If you want to avoid the probate of your estate after your death, you can execute a Revocable Living Trust. A Trust has three (3) parties: the Settlor who is placing their property into the ownership of the Trust, the Trustee who manages the Trust property, and the beneficiary who receives the Trust property.
Typically a Revocable Living Trust has the same person as Settlor, Trustee and Beneficiary initially. The Trustee changes to the Successor Trustee in the event that the Trustee either becomes incapacitated or dies. The Beneficiary changes upon the death of the Settlor to the person(s) named by the Settlor as those entitled to receive the Trust property after the Settlor dies.
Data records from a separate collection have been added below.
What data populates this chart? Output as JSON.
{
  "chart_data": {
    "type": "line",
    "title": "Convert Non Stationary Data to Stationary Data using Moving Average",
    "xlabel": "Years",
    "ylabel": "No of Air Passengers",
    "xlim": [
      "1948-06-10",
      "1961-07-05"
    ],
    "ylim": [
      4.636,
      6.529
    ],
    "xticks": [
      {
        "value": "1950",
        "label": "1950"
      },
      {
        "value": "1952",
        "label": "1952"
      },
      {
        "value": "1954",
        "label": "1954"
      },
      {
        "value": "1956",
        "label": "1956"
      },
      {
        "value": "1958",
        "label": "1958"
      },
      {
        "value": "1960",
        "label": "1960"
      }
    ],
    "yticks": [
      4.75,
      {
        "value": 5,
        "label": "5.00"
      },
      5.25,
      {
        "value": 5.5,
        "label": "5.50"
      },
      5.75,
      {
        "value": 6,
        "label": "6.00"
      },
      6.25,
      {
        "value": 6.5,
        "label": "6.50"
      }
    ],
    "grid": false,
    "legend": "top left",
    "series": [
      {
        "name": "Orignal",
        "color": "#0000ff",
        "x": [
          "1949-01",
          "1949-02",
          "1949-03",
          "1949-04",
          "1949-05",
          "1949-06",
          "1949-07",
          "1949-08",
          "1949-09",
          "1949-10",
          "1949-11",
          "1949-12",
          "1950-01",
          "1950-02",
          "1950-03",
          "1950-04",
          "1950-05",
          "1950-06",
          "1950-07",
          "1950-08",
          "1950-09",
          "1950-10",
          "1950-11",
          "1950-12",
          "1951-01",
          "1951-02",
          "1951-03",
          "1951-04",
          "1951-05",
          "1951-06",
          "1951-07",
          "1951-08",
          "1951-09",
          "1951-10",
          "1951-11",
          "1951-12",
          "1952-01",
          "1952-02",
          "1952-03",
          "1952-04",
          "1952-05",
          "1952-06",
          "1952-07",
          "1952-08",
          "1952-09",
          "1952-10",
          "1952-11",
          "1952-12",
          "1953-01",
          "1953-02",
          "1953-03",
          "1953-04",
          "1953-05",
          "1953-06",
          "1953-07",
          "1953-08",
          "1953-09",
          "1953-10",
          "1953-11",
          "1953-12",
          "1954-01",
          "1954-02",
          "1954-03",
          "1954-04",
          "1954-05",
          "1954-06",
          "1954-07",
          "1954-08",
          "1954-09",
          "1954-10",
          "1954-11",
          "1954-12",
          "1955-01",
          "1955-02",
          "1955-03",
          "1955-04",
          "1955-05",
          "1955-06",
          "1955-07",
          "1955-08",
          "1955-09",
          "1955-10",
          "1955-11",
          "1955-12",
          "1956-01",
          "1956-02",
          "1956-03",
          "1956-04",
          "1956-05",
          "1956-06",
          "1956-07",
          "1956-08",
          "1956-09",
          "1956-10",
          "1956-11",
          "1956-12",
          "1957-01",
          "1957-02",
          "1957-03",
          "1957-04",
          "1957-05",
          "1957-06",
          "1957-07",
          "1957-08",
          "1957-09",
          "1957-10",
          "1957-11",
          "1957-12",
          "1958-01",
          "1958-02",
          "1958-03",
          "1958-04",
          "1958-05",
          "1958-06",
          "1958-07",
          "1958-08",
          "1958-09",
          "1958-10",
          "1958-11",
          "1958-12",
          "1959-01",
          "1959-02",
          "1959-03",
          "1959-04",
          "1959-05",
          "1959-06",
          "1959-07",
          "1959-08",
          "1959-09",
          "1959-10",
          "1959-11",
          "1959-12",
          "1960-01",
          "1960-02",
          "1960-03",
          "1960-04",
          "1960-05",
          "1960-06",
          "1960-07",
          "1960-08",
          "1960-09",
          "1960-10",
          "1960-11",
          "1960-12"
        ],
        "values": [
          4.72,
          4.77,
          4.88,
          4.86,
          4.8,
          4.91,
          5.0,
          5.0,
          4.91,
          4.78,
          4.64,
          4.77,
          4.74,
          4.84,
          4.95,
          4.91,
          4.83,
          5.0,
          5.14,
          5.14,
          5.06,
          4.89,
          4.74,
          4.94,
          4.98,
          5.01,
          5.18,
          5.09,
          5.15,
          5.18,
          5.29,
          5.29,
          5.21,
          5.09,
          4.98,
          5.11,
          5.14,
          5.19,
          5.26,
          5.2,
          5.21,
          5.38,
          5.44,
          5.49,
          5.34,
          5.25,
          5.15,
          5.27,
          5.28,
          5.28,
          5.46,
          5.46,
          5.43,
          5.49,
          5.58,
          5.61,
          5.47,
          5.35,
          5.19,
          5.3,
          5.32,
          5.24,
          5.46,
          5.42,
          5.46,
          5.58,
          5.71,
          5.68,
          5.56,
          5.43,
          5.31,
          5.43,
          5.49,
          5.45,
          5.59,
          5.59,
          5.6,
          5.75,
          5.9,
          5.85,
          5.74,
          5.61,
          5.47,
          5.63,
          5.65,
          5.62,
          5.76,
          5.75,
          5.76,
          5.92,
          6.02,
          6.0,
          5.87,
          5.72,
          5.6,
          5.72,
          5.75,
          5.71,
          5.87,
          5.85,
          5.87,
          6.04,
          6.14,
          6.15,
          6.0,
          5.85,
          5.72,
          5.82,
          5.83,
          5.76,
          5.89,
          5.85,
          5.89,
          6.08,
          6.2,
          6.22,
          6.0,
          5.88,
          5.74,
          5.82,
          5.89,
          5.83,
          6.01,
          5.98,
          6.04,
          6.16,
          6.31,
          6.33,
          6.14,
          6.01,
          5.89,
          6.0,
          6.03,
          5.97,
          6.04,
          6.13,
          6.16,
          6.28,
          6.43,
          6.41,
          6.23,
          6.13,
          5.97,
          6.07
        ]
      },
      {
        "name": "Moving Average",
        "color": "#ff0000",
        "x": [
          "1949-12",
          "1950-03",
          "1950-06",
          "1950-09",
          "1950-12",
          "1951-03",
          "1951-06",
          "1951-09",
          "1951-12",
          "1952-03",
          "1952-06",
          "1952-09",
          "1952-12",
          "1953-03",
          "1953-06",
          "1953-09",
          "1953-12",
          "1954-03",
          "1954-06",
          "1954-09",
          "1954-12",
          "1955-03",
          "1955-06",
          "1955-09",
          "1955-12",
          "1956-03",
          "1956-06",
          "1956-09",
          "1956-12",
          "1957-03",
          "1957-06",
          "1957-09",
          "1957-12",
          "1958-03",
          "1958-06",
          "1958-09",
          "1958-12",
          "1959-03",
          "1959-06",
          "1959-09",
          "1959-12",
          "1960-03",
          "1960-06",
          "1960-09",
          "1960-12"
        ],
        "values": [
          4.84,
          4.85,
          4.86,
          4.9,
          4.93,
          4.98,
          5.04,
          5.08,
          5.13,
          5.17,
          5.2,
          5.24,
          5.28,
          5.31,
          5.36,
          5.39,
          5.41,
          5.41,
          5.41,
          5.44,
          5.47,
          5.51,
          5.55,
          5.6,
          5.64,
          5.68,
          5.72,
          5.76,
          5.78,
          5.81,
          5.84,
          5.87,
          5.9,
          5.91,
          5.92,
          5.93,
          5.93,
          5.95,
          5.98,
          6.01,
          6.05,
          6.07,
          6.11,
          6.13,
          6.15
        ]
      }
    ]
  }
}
A Revocable Trust means that the Trust can be revoked or amended during the lifetime of the Settlor.
A Living Trust is funded during the lifetime of the Settlor. For example, real property is quit claimed to the ownership of the Trust, and bank accounts are changed to the ownership of the Trust.
Upon death the Successor Trustee pays the Settlor’s creditors, taxes, expenses of last illness and funeral expenses, does a final accounting to the beneficiaries, and then distributes the Trust property to the named beneficiaries.
Persons with special needs such as mental or physical disabilities that make them eligible to receive disability benefits, can be the beneficiary of a Special Needs Trust (SNT) also called a Supplemental Needs Trust (SNT). The SNT provides additional resources for extra care above and beyond what may be provided by government assistance. The quality of life for the beneficiary is enhanced. The SNT assets are protected from creditors, and government benefits cannot be decreased because of the existence of the SNT. Parents or other family members can leave assets to the SNT for the benefit of their disabled family member without affecting the eligibility of the disabled person for government benefits.
A Bypass Trust is an estate tax avoidance tool that can be used by a husband and wife. Upon the death of the first spouse the estate is allocated between a decedent’s trust and a survivor’s trust. The portion that goes into the decedent’s trust bypasses the estate of the surviving spouse, thereby reducing the value of the surviving spouse’s estate to a point where no estate tax is due.